Section 707(b) is a felony penalty provision without mention of criminal intent and with a maximum sentence of two years imprisonment or $2,000 fine or both. This is not, in this Court's mind, a relatively small penalty. Furthermore, it simply cannot be said that a felony conviction of this nature does not "gravely besmirch." As pointed out in defense counsel's original brief at page 12, "(i)f convicted of a felony, (defendant) will lose his right to vote, his right to sit on a jury, and his right to possess a gun, among other (civil) rights, for the rest of his life." There can be no question but that a felony conviction irreparably damages a person's reputation in this respect.

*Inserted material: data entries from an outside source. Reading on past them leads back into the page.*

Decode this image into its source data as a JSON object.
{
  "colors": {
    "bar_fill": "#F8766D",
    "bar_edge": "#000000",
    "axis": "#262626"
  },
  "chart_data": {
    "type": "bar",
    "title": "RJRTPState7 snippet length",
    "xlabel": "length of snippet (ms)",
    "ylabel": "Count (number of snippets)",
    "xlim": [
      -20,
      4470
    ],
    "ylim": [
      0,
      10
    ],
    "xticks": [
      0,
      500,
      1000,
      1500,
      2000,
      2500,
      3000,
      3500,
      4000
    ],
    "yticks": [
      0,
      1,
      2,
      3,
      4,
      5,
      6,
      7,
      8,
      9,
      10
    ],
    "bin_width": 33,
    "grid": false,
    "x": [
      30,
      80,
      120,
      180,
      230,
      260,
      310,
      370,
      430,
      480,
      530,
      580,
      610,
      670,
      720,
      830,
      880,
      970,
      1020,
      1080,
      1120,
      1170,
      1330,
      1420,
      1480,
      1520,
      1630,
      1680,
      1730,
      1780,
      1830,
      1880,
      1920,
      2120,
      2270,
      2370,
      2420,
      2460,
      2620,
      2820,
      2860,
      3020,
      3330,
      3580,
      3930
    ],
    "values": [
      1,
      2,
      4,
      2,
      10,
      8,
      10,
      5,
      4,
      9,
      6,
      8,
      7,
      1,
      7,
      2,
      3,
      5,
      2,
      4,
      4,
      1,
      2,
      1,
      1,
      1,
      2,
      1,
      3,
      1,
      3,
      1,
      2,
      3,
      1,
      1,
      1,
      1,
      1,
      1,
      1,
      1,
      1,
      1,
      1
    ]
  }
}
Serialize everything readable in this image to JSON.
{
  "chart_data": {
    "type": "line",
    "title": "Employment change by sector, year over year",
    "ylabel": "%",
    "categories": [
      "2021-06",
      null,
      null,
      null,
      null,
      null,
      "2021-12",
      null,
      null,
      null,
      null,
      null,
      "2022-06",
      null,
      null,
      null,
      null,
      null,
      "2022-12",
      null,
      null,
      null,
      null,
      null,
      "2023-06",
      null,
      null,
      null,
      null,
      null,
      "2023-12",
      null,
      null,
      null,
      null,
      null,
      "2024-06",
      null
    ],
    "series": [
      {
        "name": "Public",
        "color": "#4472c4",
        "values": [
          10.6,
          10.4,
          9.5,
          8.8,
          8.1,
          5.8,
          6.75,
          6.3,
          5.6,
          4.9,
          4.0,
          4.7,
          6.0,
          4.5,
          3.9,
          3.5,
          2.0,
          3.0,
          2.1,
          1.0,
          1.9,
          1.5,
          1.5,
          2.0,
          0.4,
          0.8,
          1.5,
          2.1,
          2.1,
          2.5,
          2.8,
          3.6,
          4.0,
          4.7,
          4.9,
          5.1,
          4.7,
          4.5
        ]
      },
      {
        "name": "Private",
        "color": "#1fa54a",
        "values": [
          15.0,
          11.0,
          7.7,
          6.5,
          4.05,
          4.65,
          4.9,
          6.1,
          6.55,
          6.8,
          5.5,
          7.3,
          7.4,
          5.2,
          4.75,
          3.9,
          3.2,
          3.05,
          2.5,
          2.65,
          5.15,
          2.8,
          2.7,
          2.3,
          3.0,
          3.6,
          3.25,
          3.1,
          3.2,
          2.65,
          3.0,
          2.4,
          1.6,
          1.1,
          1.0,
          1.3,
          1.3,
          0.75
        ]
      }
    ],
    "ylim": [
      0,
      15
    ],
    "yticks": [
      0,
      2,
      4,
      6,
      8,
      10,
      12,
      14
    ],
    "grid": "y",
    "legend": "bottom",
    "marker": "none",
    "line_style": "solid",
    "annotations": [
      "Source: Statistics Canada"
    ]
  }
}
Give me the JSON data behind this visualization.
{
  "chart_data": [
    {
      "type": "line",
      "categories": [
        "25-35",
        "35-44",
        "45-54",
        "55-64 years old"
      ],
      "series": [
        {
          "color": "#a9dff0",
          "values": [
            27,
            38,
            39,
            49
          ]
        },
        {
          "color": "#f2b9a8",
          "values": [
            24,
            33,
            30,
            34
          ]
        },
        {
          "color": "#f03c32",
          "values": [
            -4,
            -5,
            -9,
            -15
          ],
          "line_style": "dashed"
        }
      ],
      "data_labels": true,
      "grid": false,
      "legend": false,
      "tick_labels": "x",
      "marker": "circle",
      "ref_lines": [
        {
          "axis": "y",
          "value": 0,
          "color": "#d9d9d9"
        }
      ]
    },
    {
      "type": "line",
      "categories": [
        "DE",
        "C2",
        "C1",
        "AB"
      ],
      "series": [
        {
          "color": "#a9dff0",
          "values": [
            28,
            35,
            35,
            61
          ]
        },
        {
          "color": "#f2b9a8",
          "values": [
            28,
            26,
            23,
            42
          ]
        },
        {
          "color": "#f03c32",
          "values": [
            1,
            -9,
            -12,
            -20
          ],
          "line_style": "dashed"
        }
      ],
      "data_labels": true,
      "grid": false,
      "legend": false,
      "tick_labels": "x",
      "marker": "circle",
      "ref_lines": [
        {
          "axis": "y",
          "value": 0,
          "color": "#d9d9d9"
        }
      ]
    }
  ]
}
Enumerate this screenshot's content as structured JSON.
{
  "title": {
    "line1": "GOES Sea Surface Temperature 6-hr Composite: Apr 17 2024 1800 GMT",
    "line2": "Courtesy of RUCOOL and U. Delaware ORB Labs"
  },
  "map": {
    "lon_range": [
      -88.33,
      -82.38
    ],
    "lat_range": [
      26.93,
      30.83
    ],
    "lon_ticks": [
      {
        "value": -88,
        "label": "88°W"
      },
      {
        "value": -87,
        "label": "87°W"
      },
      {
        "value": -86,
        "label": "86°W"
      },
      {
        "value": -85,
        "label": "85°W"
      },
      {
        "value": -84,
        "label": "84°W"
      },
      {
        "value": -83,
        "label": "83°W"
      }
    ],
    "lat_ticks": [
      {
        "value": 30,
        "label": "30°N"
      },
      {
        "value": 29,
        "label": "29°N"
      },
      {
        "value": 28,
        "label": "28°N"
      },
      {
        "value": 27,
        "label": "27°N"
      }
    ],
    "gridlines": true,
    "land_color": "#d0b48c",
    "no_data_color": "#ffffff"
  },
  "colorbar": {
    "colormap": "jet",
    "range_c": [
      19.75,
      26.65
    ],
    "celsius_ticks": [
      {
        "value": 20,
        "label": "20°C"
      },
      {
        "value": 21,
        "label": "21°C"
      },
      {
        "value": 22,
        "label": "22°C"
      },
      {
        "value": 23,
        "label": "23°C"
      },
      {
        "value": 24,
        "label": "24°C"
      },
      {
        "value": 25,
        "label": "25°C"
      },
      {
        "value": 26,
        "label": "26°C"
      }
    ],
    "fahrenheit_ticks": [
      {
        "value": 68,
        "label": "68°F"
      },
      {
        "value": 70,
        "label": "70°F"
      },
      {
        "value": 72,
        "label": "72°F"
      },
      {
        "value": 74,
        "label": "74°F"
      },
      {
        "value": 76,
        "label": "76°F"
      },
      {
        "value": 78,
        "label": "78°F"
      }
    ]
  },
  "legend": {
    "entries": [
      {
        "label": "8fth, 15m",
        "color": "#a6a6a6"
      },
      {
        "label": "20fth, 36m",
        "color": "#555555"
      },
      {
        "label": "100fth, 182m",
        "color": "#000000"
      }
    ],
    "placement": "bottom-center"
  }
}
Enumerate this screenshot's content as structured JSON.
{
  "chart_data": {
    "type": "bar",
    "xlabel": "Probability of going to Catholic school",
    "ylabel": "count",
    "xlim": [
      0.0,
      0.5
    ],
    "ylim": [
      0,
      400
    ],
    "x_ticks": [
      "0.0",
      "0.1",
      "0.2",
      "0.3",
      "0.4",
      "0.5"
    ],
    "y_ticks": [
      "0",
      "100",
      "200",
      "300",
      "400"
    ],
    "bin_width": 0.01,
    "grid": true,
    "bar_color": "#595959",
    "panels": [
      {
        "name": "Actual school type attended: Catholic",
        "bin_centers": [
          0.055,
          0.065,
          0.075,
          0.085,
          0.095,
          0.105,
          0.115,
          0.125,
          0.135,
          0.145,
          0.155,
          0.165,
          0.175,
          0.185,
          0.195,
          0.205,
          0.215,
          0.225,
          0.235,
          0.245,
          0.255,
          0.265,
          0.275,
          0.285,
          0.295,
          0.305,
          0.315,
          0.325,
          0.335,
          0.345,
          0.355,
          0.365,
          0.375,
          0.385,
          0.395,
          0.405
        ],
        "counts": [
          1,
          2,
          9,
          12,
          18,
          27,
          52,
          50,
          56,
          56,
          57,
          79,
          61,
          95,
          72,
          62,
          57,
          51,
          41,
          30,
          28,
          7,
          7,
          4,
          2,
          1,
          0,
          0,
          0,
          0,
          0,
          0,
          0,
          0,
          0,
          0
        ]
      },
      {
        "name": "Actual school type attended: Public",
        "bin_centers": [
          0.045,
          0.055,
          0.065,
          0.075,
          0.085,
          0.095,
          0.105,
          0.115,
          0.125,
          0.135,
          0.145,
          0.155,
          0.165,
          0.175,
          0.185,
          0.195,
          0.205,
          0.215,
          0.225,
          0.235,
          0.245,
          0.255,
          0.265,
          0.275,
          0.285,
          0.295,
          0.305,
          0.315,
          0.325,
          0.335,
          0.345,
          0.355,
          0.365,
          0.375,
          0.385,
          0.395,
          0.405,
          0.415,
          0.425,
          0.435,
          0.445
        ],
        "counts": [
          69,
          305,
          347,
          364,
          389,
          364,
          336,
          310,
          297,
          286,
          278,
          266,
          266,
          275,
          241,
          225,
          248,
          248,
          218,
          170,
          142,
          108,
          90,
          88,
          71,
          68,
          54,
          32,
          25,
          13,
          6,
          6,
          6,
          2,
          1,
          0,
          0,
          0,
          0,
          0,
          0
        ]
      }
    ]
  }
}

Because the MBTA, 16 U.S.C.A. Sections 703, 707(b), does not require any degree of criminal intent, Rogers, 367 F.2d at 1001, and because Section 707(b) does not meet the relevant criteria enunciated by Judge Blackmun in Holdridge, this Court has no alternative but to find Section 707(b) violative of due process of law. 282 F.2d at 310. Cf. United States v. Ayo-Gonzalez, 536 F.2d 652 (5th Cir.1976) (culpability under 16 U.S.C. Section 1081 for illegally fishing in U.S. contiguous fishing zone is neither statutorily nor constitutionally necessary); United States v. Heller, 579 F.2d 990 (6th Cir.1978) (18 U.S.C. Section 875(a) requires criminal intent to transmit in interstate commerce communication containing demand for ransom); United States v. Margraf, 483 F.2d 708 (3rd Cir.1973) (no intent required under 42 U.S.C. Section 1472(1), attempting to carry concealed deadly weapon aboard aircraft). As the Sixth Circuit Court of Appeals observed, "(c)ertainly, if Congress attempted to define a malum prohibitum offense that placed an onerous stigma on an offender's reputation and that carried a severe penalty, the Constitution would be offended ... Heller, 579 F.2d at 994. Such is the situation in the case at bar.
Accordingly, it is hereby
ORDERED that if Defendant is convicted of a violation of 16 U.S.C.A. Section 703, this Court will sentence under the penalty of Section 707(a).